Another area for future research is to examine exactly why this stigma still exists today. We have speculated earlier in this paper, along with other researchers, that it may be at least partially due to misrepresentation of the BDSM culture in popular media, as with the inaccuracies in Fifty Shades of Grey around the role of consent. Though we did not test this as an explanatory mechanism in our study, future research could do so to test whether this is the case.

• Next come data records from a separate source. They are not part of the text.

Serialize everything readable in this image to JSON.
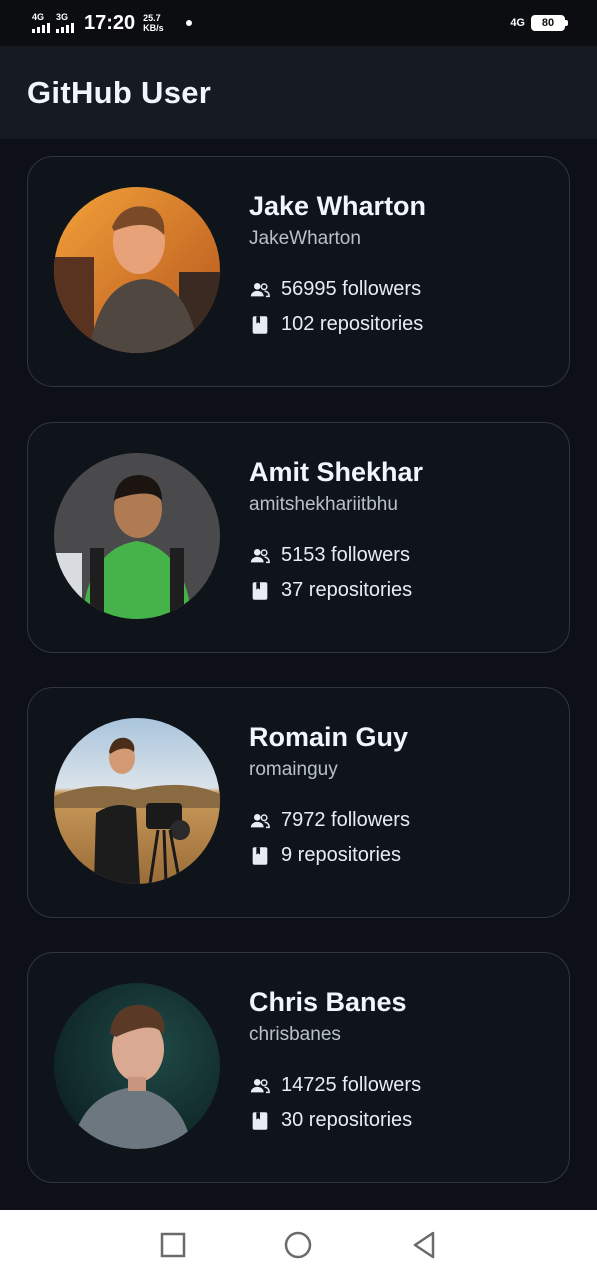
{
  "status_bar": {
    "sim1": "4G",
    "sim2": "3G",
    "time": "17:20",
    "speed_value": "25.7",
    "speed_unit": "KB/s",
    "network": "4G",
    "battery": "80"
  },
  "app_bar": {
    "title": "GitHub User"
  },
  "users": [
    {
      "name": "Jake Wharton",
      "login": "JakeWharton",
      "followers": "56995 followers",
      "repositories": "102 repositories"
    },
    {
      "name": "Amit Shekhar",
      "login": "amitshekhariitbhu",
      "followers": "5153 followers",
      "repositories": "37 repositories"
    },
    {
      "name": "Romain Guy",
      "login": "romainguy",
      "followers": "7972 followers",
      "repositories": "9 repositories"
    },
    {
      "name": "Chris Banes",
      "login": "chrisbanes",
      "followers": "14725 followers",
      "repositories": "30 repositories"
    }
  ],
  "icons": {
    "followers": "people-icon",
    "repositories": "book-icon",
    "nav_recent": "square-icon",
    "nav_home": "circle-icon",
    "nav_back": "triangle-back-icon"
  },
  "colors": {
    "background": "#0d1117",
    "app_bar": "#161b22",
    "card_border": "#30363d"
  }
}
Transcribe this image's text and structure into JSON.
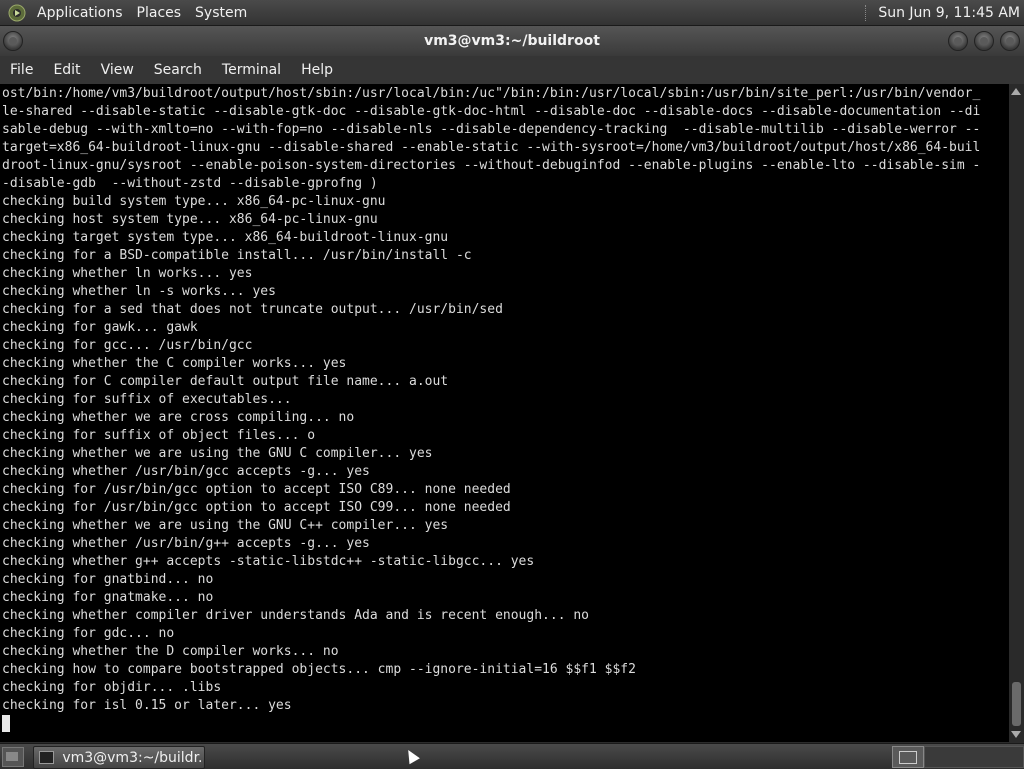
{
  "top_panel": {
    "menus": [
      "Applications",
      "Places",
      "System"
    ],
    "clock": "Sun Jun  9, 11:45 AM"
  },
  "window": {
    "title": "vm3@vm3:~/buildroot",
    "menu": [
      "File",
      "Edit",
      "View",
      "Search",
      "Terminal",
      "Help"
    ]
  },
  "terminal": {
    "lines": [
      "ost/bin:/home/vm3/buildroot/output/host/sbin:/usr/local/bin:/uc\"/bin:/bin:/usr/local/sbin:/usr/bin/site_perl:/usr/bin/vendor_",
      "le-shared --disable-static --disable-gtk-doc --disable-gtk-doc-html --disable-doc --disable-docs --disable-documentation --di",
      "sable-debug --with-xmlto=no --with-fop=no --disable-nls --disable-dependency-tracking  --disable-multilib --disable-werror --",
      "target=x86_64-buildroot-linux-gnu --disable-shared --enable-static --with-sysroot=/home/vm3/buildroot/output/host/x86_64-buil",
      "droot-linux-gnu/sysroot --enable-poison-system-directories --without-debuginfod --enable-plugins --enable-lto --disable-sim -",
      "-disable-gdb  --without-zstd --disable-gprofng )",
      "checking build system type... x86_64-pc-linux-gnu",
      "checking host system type... x86_64-pc-linux-gnu",
      "checking target system type... x86_64-buildroot-linux-gnu",
      "checking for a BSD-compatible install... /usr/bin/install -c",
      "checking whether ln works... yes",
      "checking whether ln -s works... yes",
      "checking for a sed that does not truncate output... /usr/bin/sed",
      "checking for gawk... gawk",
      "checking for gcc... /usr/bin/gcc",
      "checking whether the C compiler works... yes",
      "checking for C compiler default output file name... a.out",
      "checking for suffix of executables...",
      "checking whether we are cross compiling... no",
      "checking for suffix of object files... o",
      "checking whether we are using the GNU C compiler... yes",
      "checking whether /usr/bin/gcc accepts -g... yes",
      "checking for /usr/bin/gcc option to accept ISO C89... none needed",
      "checking for /usr/bin/gcc option to accept ISO C99... none needed",
      "checking whether we are using the GNU C++ compiler... yes",
      "checking whether /usr/bin/g++ accepts -g... yes",
      "checking whether g++ accepts -static-libstdc++ -static-libgcc... yes",
      "checking for gnatbind... no",
      "checking for gnatmake... no",
      "checking whether compiler driver understands Ada and is recent enough... no",
      "checking for gdc... no",
      "checking whether the D compiler works... no",
      "checking how to compare bootstrapped objects... cmp --ignore-initial=16 $$f1 $$f2",
      "checking for objdir... .libs",
      "checking for isl 0.15 or later... yes"
    ]
  },
  "taskbar": {
    "window_label": "vm3@vm3:~/buildr..."
  }
}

Limitations to the generalizability of our findings primarily center around sample composition and size. Our sample in this study was recruited from Amazon’s Mechanical Turk, which is of course not a true random sample. Previous research has suggested that samples gathered from MTurk are more demographically more diverse than the college student samples often used in psychological research, but still tend to be somewhat younger, better educated, and more White than the U.S. population as a whole (see Sheehan, 2018). Sample composition may have affected our findings; for example, perhaps we would have found even stronger stigmatization effects if our sample skewed older or less educated. Further, many researchers have recently called into question the reliability of findings obtained from Amazon’s Mechanical Turk, as well as their generalizability (e.g., Chmielewski & Kucker, 2020).
[T]he current research did not measure gay/lesbian people’s perceptions of the BDSM community, nor did it measure BDSM community members’ perceptions of gay/lesbian people.